Proteomics. 2004 Jan;4(1):46-58. doi: 10.1002/pmic.200300501.
Synonymous codon usage is a commonly used means for estimating gene expression levels of Escherichia coli genes and has also been used for predicting highly expressed genes for a number of prokaryotic genomes. By comparison of expression level-dependent features in codon usage with protein abundance data from two proteome studies of exponentially growing E. coli and Bacillus subtilis cells, we try to evaluate whether the implicit assumption of this approach can be confirmed with experimental data. Log-odds ratio scores are used to model differences in codon usage between highly expressed genes and genomic average. Using these, the strength and significance of expression level-dependent features in codon usage were determined for the genes of the Escherichia coli, Bacillus subtilis and Haemophilus influenzae genomes. The comparison of codon usage features with protein abundance data confirmed a relationship between these to be present, although exceptions to this, possibly related to functional context, were found. For species with expression level-dependent features in their codon usage, the applied methodology could be used to improve in silico simulations of the outcome of two-dimensional gel electrophoretic experiments.

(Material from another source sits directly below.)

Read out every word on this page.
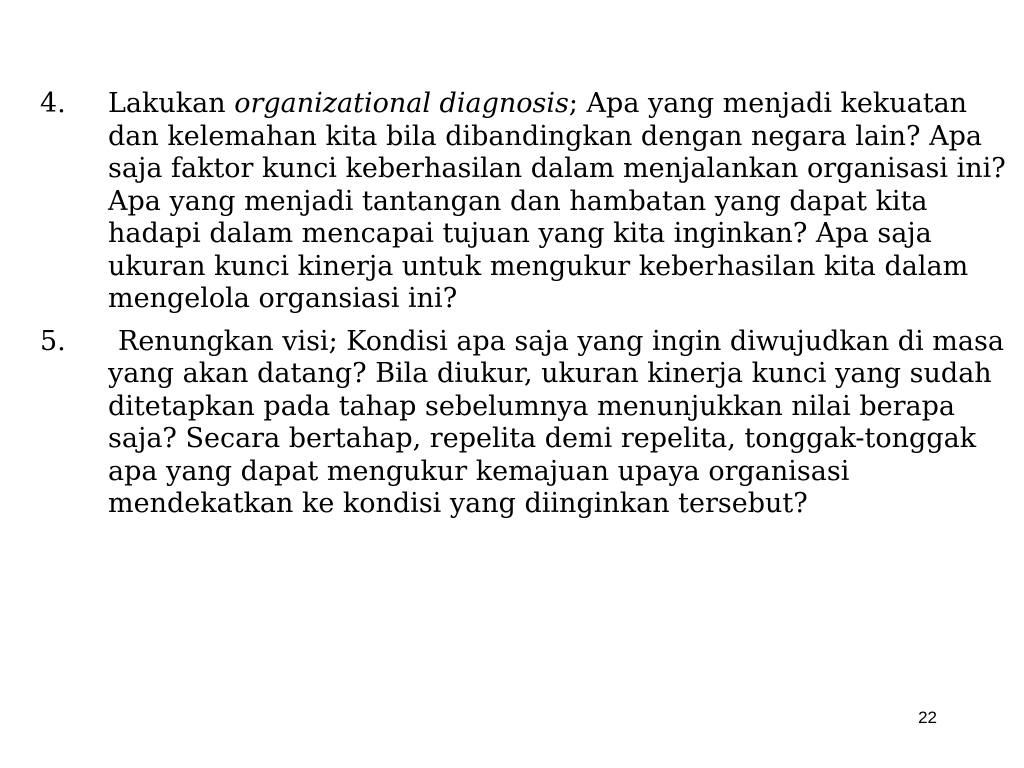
4.	Lakukan organizational diagnosis; Apa yang menjadi kekuatan dan kelemahan kita bila dibandingkan dengan negara lain? Apa saja faktor kunci keberhasilan dalam menjalankan organisasi ini? Apa yang menjadi tantangan dan hambatan yang dapat kita hadapi dalam mencapai tujuan yang kita inginkan? Apa saja ukuran kunci kinerja untuk mengukur keberhasilan kita dalam mengelola organsiasi ini?
5.	Renungkan visi; Kondisi apa saja yang ingin diwujudkan di masa yang akan datang? Bila diukur, ukuran kinerja kunci yang sudah ditetapkan pada tahap sebelumnya menunjukkan nilai berapa saja? Secara bertahap, repelita demi repelita, tonggak-tonggak apa yang dapat mengukur kemajuan upaya organisasi mendekatkan ke kondisi yang diinginkan tersebut?
22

同义密码子使用是一种常用的估算大肠杆菌基因表达水平的方法,也被用于预测多个原核生物基因组中的高表达基因。通过将密码子使用中与表达水平相关的特征与来自指数生长的大肠杆菌和枯草芽孢杆菌细胞的两项蛋白质组研究中的蛋白质丰度数据进行比较,我们试图评估这种方法的隐含假设是否能得到实验数据的证实。对数优势比分数用于模拟高表达基因与基因组平均水平之间密码子使用的差异。利用这些数据,确定了大肠杆菌、枯草芽孢杆菌和流感嗜血杆菌基因组中基因在密码子使用方面与表达水平相关特征的强度和显著性。密码子使用特征与蛋白质丰度数据的比较证实了两者之间存在关联,不过也发现了一些可能与功能背景相关的例外情况。对于密码子使用具有与表达水平相关特征的物种,所应用的方法可用于改进二维凝胶电泳实验结果的计算机模拟。